Brewer cries foul on high retail prices

Tusker beer, a product of East African Breweries Limited. Data from regional brewer East African Breweries (EABL) shows that bars could be making 10 times the recommended earnings from certain bottled brands. PHOTO | SALATON NJAU | NATION MEDIA GROUP

What you need to know:

  • The brewer posted Sh10.3 billion net earnings in 2015/2016, but cited stagnated sales even though there was a 16 per cent rise in Kenya.
  • The government received close to Sh35 billion from the firm in excise taxes alone, meaning increased sales would earn the taxman more.

Many beer retailers are keeping the prices high despite being allocated lucrative profit margins.

Data from regional brewer East African Breweries (EABL) shows that bars could be making 10 times the recommended earnings from certain bottled brands.

Tusker, one of the company’s flagship brands, is for instance released from the Thika-road brewer at Sh121 per bottle.

It is then transported to various distributor outlets across the country who sell it to retailers at Sh127, so as to reach the consumers at the recommended price of Sh140 a bottle.

The transport charge is borne by EABL, with distributors completing the chain. Nairobi has six distributors while all major towns have at least one.

A spot check revealed that many retailers sell beer to consumers at high profit margins.

Some pubs in Nairobi’s CBD retail beer at Sh350, while the majority sell it at Sh250 per bottle. The brewer said its sales are affected by “poor retail discipline”.

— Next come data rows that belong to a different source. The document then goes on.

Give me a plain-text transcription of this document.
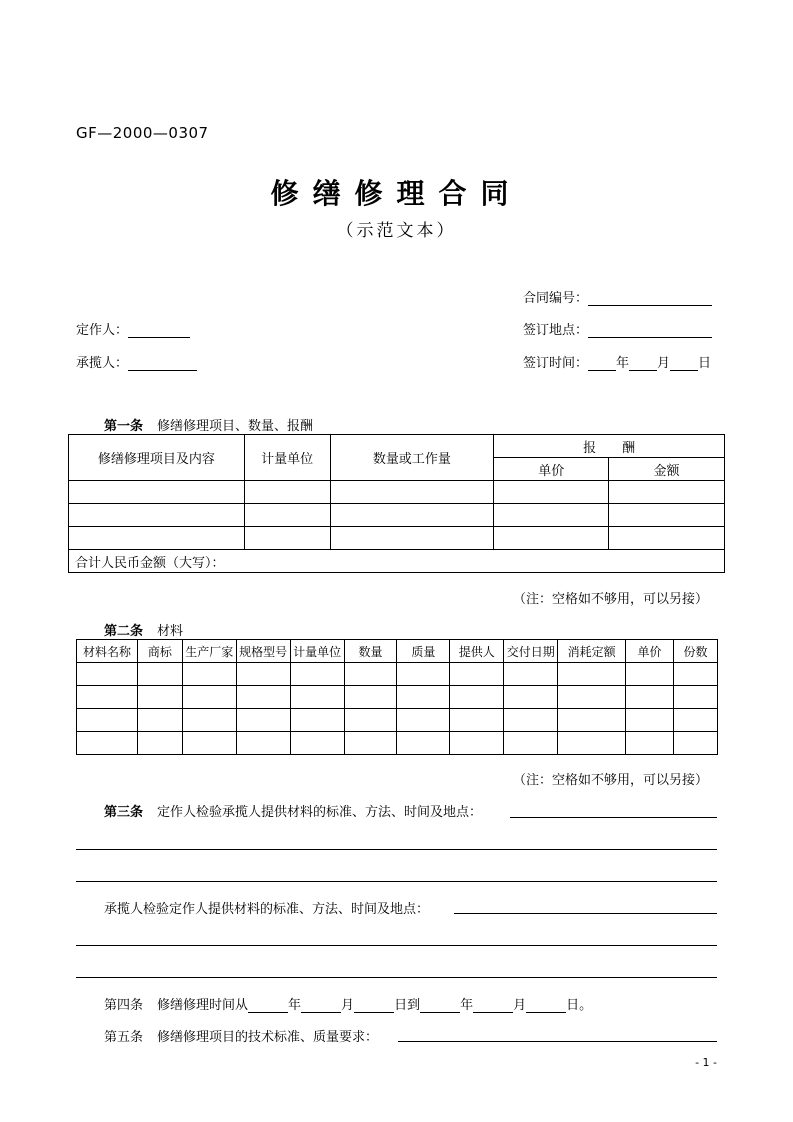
GF—2000—0307
修缮修理合同
（示范文本）
合同编号：
定作人：	签订地点：
承揽人：	签订时间： 年 月 日
第一条 修缮修理项目、数量、报酬
修缮修理项目及内容	计量单位	数量或工作量	报　　酬	
			单价	金额

合计人民币金额（大写）：				
（注：空格如不够用，可以另接）
第二条 材料
材料名称	商标	生产厂家	规格型号	计量单位	数量	质量	提供人	交付日期	消耗定额	单价	份数

（注：空格如不够用，可以另接）
第三条 定作人检验承揽人提供材料的标准、方法、时间及地点：
承揽人检验定作人提供材料的标准、方法、时间及地点：
第四条 修缮修理时间从	年	月	日到	年	月	日。
第五条 修缮修理项目的技术标准、质量要求：
- 1 -
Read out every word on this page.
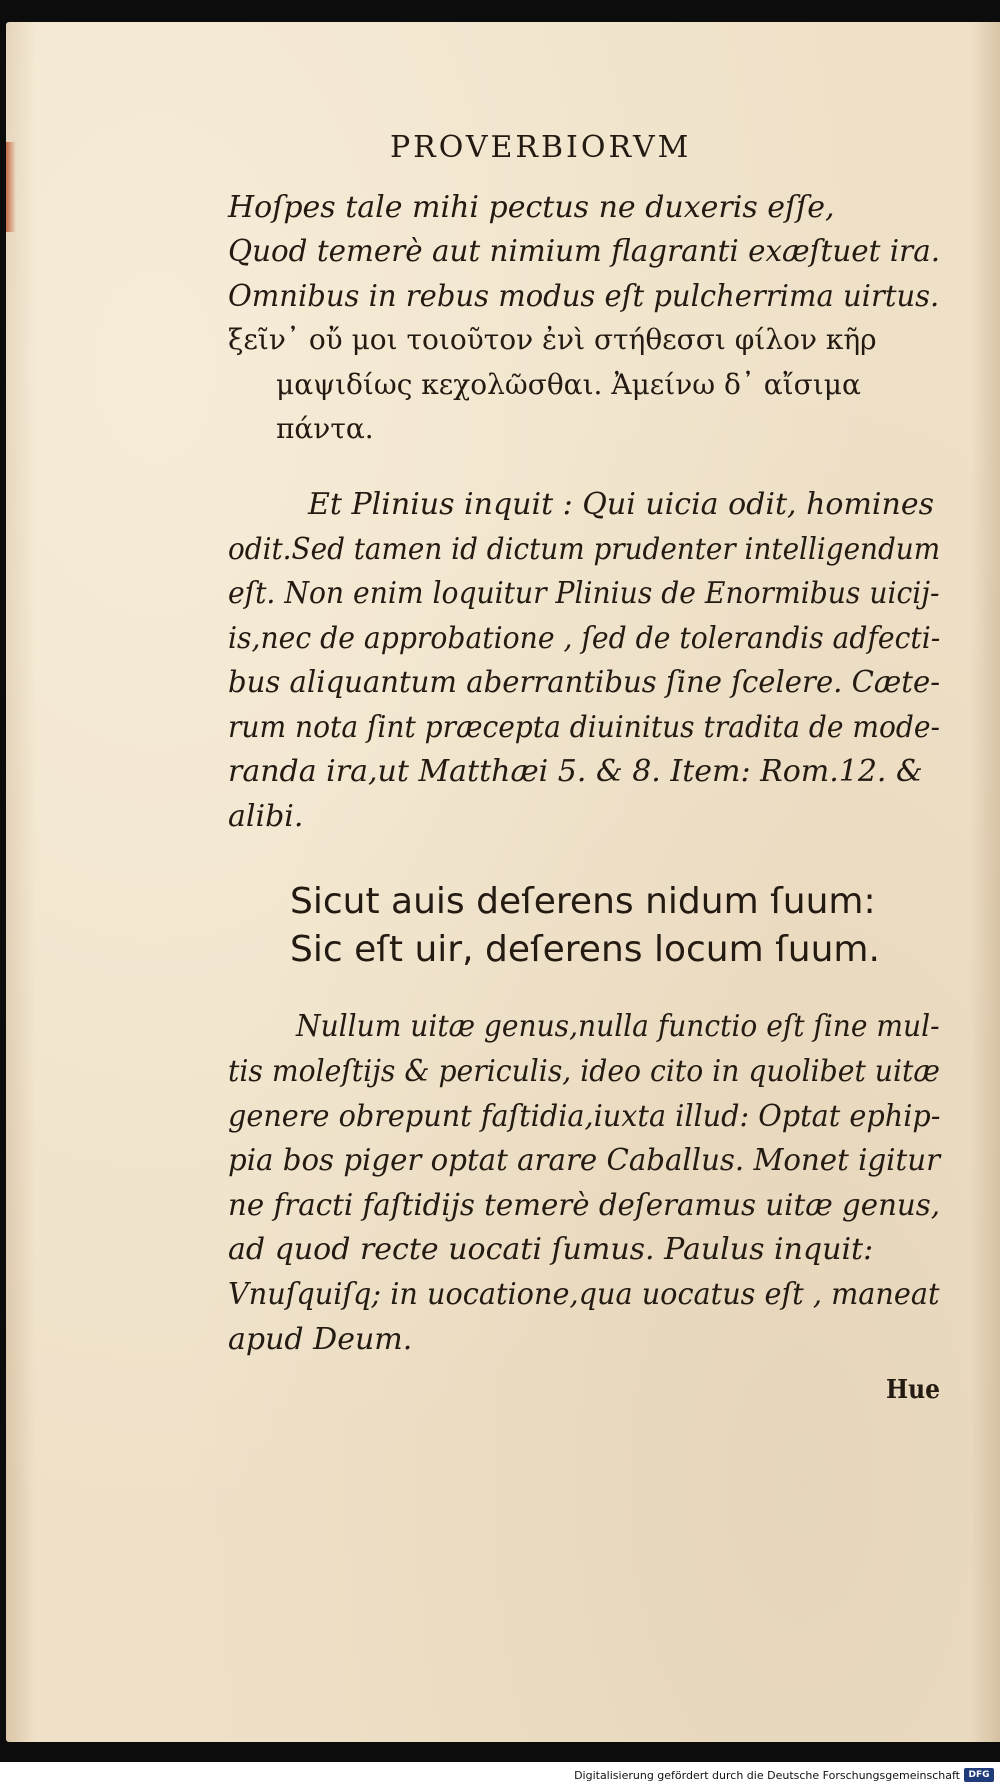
PROVERBIORVM
Hoſpes tale mihi pectus ne duxeris eſſe,
Quod temerè aut nimium flagranti exæſtuet ira.
Omnibus in rebus modus eſt pulcherrima uirtus.
ξεῖν᾽ οὔ μοι τοιοῦτον ἐνὶ στήθεσσι φίλον κῆρ
μαψιδίως κεχολῶσθαι. Ἀμείνω δ᾽ αἴσιμα
πάντα.
Et Plinius inquit : Qui uicia odit, homines
odit.Sed tamen id dictum prudenter intelligendum
eſt. Non enim loquitur Plinius de Enormibus uicij-
is,nec de approbatione , ſed de tolerandis adfecti-
bus aliquantum aberrantibus ſine ſcelere. Cæte-
rum nota ſint præcepta diuinitus tradita de mode-
randa ira,ut Matthæi 5. & 8. Item: Rom.12. &
alibi.
Sicut auis deſerens nidum ſuum:
Sic eſt uir, deſerens locum ſuum.
Nullum uitæ genus,nulla functio eſt ſine mul-
tis moleſtijs & periculis, ideo cito in quolibet uitæ
genere obrepunt faſtidia,iuxta illud: Optat ephip-
pia bos piger optat arare Caballus. Monet igitur
ne fracti faſtidijs temerè deſeramus uitæ genus,
ad quod recte uocati ſumus. Paulus inquit:
Vnuſquiſq; in uocatione,qua uocatus eſt , maneat
apud Deum.
Hue
Digitalisierung gefördert durch die Deutsche Forschungsgemeinschaft DFG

Outgoing EABL Group MD Charles Ireland said inflation of profit margins has a negative effect on the entire value chain.

“It’s neither good for customers, nor for retailers as the sales decline. This results in less revenue for all, including the government,” he said.

The brewer posted Sh10.3 billion net earnings in 2015/2016, but cited stagnated sales even though there was a 16 per cent rise in Kenya.

The government received close to Sh35 billion from the firm in excise taxes alone, meaning increased sales would earn the taxman more.

Only a negligible percentage of beer retailers have electronic tax registers, costing the country millions of shillings in unpaid revenues.

Bar owners cited expensive utilities such as rent and power bills, as well as additional ambience like sound and video, as the reasons for overpricing beer.

Some bars in Nairobi sell more than 200 crates of beer on Sundays.

The over 35,000 bar owners in Kenya have regional associations where they fix retail prices, among other issues.

The Consumer Federation of Kenya and the Competition Authority of Kenya have both promised to look into the matter.